Mystical insights on Our Lady's Role in the Redemption. Adrienne Von Speyr was a convert to Catholicism, a medical doctor, wife, mystic and author of some 70 books on spirituality. In this profound work on Our Lady, Von Speyr explores Mary's participation with Christ in our redemption, and the unique relationship that each of us should have with our spiritual mother.
Adrienne von Speyr was a Swiss medical doctor and the author of over 60 books on spirituality and theology.
Von Speyr was born in La Chaux-de-Fonds, Switzerland. Her father, Theodor von Speyr, was an ophthalmologist.
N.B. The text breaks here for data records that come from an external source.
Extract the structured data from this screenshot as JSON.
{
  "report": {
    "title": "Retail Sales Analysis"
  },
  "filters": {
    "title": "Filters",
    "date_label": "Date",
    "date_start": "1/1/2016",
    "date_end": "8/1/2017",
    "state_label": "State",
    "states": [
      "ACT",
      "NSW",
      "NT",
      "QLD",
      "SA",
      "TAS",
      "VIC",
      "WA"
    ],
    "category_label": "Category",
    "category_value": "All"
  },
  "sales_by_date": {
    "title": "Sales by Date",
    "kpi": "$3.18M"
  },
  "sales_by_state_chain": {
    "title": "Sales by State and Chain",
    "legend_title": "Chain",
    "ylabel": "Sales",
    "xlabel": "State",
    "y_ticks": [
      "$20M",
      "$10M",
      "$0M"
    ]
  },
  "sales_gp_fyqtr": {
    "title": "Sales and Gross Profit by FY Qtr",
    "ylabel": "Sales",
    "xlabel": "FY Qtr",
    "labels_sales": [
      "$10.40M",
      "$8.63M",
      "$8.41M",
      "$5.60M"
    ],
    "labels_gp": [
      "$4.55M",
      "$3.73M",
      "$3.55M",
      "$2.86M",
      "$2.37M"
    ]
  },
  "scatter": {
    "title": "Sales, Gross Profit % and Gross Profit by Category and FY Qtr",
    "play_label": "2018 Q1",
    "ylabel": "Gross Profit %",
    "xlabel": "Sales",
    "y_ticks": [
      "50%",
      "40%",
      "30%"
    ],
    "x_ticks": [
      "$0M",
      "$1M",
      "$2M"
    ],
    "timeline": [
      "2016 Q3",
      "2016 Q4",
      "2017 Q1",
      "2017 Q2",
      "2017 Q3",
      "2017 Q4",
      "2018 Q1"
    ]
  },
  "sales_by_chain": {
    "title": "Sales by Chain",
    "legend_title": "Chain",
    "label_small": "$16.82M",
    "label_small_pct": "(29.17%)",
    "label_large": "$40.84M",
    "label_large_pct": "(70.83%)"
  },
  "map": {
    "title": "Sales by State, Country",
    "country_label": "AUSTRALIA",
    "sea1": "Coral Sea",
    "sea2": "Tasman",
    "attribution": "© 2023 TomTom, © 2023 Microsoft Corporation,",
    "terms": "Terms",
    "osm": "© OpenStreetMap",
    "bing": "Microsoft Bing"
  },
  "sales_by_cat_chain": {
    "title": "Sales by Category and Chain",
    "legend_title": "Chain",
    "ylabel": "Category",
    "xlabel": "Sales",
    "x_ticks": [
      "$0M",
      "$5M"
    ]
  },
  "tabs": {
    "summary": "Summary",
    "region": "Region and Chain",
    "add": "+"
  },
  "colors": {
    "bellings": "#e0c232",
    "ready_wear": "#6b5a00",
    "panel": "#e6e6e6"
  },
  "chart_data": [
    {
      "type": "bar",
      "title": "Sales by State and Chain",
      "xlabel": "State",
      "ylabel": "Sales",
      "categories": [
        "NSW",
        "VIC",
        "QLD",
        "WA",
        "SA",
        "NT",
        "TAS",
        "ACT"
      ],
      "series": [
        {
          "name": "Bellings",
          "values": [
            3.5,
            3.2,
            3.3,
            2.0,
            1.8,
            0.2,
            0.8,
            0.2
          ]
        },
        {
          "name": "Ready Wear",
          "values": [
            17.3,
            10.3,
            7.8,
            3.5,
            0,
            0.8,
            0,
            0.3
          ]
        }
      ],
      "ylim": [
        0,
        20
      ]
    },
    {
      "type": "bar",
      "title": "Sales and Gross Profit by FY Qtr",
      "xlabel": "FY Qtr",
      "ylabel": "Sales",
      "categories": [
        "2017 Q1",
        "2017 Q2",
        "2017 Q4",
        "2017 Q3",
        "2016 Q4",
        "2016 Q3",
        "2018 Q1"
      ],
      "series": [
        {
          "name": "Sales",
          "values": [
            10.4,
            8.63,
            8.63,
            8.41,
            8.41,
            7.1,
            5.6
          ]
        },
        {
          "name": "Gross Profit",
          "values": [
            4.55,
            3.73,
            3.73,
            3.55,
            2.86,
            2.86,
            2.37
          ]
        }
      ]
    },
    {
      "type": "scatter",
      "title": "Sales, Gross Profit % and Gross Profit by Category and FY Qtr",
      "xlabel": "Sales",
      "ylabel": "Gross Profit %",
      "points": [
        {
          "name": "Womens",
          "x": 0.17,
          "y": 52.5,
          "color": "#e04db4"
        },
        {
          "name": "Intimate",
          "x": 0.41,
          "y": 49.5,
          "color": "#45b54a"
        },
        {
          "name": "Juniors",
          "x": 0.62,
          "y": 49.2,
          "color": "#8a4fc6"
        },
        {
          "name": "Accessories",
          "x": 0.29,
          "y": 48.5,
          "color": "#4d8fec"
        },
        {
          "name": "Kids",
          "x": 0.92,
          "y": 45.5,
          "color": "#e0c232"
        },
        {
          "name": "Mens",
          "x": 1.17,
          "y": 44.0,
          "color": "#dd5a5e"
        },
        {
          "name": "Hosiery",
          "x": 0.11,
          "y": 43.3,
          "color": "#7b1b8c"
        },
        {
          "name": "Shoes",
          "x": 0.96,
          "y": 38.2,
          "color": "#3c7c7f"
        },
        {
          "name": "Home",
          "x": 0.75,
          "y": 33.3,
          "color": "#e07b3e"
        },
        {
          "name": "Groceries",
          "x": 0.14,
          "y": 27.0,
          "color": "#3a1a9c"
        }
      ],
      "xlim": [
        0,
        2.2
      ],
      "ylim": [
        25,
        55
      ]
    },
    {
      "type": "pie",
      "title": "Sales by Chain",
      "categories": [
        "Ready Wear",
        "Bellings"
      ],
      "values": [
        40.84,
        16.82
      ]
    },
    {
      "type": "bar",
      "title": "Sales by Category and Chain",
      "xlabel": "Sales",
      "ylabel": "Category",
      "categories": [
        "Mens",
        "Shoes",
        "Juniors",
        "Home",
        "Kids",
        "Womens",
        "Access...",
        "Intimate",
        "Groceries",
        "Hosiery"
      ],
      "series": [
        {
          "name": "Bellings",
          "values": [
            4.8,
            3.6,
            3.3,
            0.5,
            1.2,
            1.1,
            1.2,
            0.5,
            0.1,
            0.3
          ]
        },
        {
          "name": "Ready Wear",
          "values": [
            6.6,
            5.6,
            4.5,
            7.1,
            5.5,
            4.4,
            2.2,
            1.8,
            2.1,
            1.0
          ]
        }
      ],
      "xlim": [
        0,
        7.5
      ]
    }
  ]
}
Her mother, Laure Girard, was the descendant of a family of noted watchmakers and jewelers from Geneva and Neuenburg. Speyr was her parents' second child.
Speyr's mother scolded her daily and this led her to form a strong trust and devotion to God, as well as a recognition of the meaning of sacrifice and renunciation. She formed a deep relationship with her grandmother, a holy and pious woman. She also had a devotion to her father, who treated her with mutual respect and understanding, often taking her with him to the hospital to visit sick children. In her primary school years she began working with the poor and even formed a society with her friends for those living in poverty.
Speyr became a Roman Catholic on 1 November 1940, the Feast of All Saints, when she was 38, under the spiritual direction of the prominent priest and theologian Hans Urs von Balthasar.
She is considered by many to have been a mystic and is reputed to have had mystical experiences of the Trinity and the saints.
While in a state of contemplative, mystical prayer, she dictated to Balthasar over 60 books, including commentaries on the Bible and various theological topics. With Balthasar she co-founded a secular institute, the Johannesgemeinschaft (Community of St. John). Her reputed mystical experiences grew in frequency until her death in Basel, Switzerland, on 17 September 1967.
It is a theological work on Mariology which is very short, dense and repetitive.
Repetitive because it is a collection of writings that deals with Mary and her role in Redemption. And so, inevitably the concepts reappear.
It is dense because it deals with many of the mysteries and dogmatic teachings of the Catholic Church. And everything is explained in short chapters. For instance, the explanation for the dogma of Mary being Co-Redemptrix is so dense that one has to read the sentences over and over again to understand the logic of Adrienne von Speyr. The other dogmatic teachings on Mary, such as, The Immaculate Conception (pre-redemption of Mary); Mary, as the Mother of God and Church; Coronation of Mary in Heaven; Mary, the Virgin-Mother; Incarnation and Mary's Role (the Fiat); etc all of them get explained in short chapters. In other words each chapter is very dense.
As Hans Urs von Balthasar says in the intrduction, may be I should have started with Adrienne Von Speyr's masterpiece, Handmaid of the Lord. I will have to try reading more of her writings.
Note: Some of her observations are very similar to Caryll Houselander opinions in The Reed of God. Only that Caryll spoke in simple terms and Adrienne speaks in theological terms.